Run the following command to use Core Dump:

python3 coredump.py -d <dump file>

Source code

import argparse
import os

parser = argparse.ArgumentParser(description='SDK Coredump Analyzer')
parser.add_argument(
    '-d', '--dump_file', required=True, type=str, help='crash dump file')
args = parser.parse_args()

sys_so = ["libc.so", "libc-", "libpthread-", "libpthread.so", "ld-", "ld.so", "stdc++", "uClibc", "libgcc"]

'''
crash dump file format:
stack dump:
00000c00 00000001 7fd10000 00000001
stack dump End
dump text section
00400000-00897000 r-xp 00000000 00:08  237597    /var/tmp/tyZ3Gw
'''
def parse_dump_file(filename):
    is_stack = False
    is_text = False
    stack = []
    text = {}

    if not os.path.isfile(filename):
        return stack, text

    with open(filename, 'r') as f:
        for line in f:
            if line.find("stack dump:") != -1:
                is_stack = True
                continue

            if line.find("stack dump End") != -1:
                is_stack = False
                continue

            if line.find("dump text section") != -1:
                is_text = True

            if is_stack:
                stack.extend(line.split())

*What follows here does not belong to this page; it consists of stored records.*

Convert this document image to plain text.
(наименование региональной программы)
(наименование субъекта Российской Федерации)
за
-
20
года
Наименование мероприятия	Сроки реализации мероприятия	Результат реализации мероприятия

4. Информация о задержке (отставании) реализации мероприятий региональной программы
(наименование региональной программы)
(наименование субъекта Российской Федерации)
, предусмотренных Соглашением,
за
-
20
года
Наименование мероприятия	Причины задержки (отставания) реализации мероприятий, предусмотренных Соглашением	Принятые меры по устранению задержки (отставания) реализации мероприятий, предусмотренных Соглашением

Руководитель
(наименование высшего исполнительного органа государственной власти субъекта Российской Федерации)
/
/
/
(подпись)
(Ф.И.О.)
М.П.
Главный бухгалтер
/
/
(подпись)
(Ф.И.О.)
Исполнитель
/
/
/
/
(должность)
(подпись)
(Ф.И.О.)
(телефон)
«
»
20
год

            if is_text and line.find("r-xp") != -1:
                text_content = line.split()
                if len(text_content) != 6:
                    print("parse text section error")
                    continue

                addr = text_content[0]
                path = text_content[-1]
                filename = os.path.basename(path)

                # Filter system so
                is_omit = False
                for so_name in sys_so:
                    if filename.find(so_name) != -1:
                        is_omit = True
                        break

                if is_omit:
                    continue

                addr_range = addr.split('-')
                if len(addr_range) != 2:
                    continue

                text[filename] = addr_range

    return stack, text

def dump_addr2line(stack, text):
    for addr in stack:
        addr = int(addr, 16)
        for name in text:
            addr_start = int(text[name][0], 16)
            addr_end = int(text[name][1], 16)
            if addr >= addr_start and addr <= addr_end:
                # Shared object need to offset
                if name.find(".so") != -1:
                    addr = addr - addr_start
                addr = str(hex(addr))
                if not os.path.exists(name):
                    print("{} is not found".format(name))
                    break
                os.system('addr2line {} -e {} -f'.format(addr, name))
                break

def main():
    dump_file = args.dump_file
    print("crash dump file: {}".format(dump_file))
    stack, text = parse_dump_file(dump_file)
    dump_addr2line(stack, text)

if __name__ == '__main__':
    main()

Example of parsing

kyson@LAPTOP-ORFJBPHU:~/workspace/tuya/tools/crash_dump$ python3 coredump.py -d 959_user_iot_1645100484
crash dump file: 959_user_iot_1645100484
__start
??:?
sig_proc
/root/workspace_temp/EmbedSDKs/ty_gw_zigbee_ext_sdk/ty_gw_zigbee_ext_sdk/sdk/svc_linux_crash_dump/src/crash_dump.c:287
??
??:0
emberAfSendDefaultResponseWithCallback
/root/workspace_temp/EmbedSDKs/ty_gw_zigbee_ext_sdk/ty_gw_zigbee_ext_sdk/sdk/zigbee_host/slabs/v2.2/protocol/zigbee/app/framework/util/util.c:764
__start
??:?
...

Stack trace analysis prints the stack trace at the time of a segfault. In the print output, you can focus on the function at the top of the stack and review other information as needed. The above example shows the segfault occurs in the function emberAfSendDefaultResponseWithCallback. With the context, you can then identify the line of code that caused the segfault.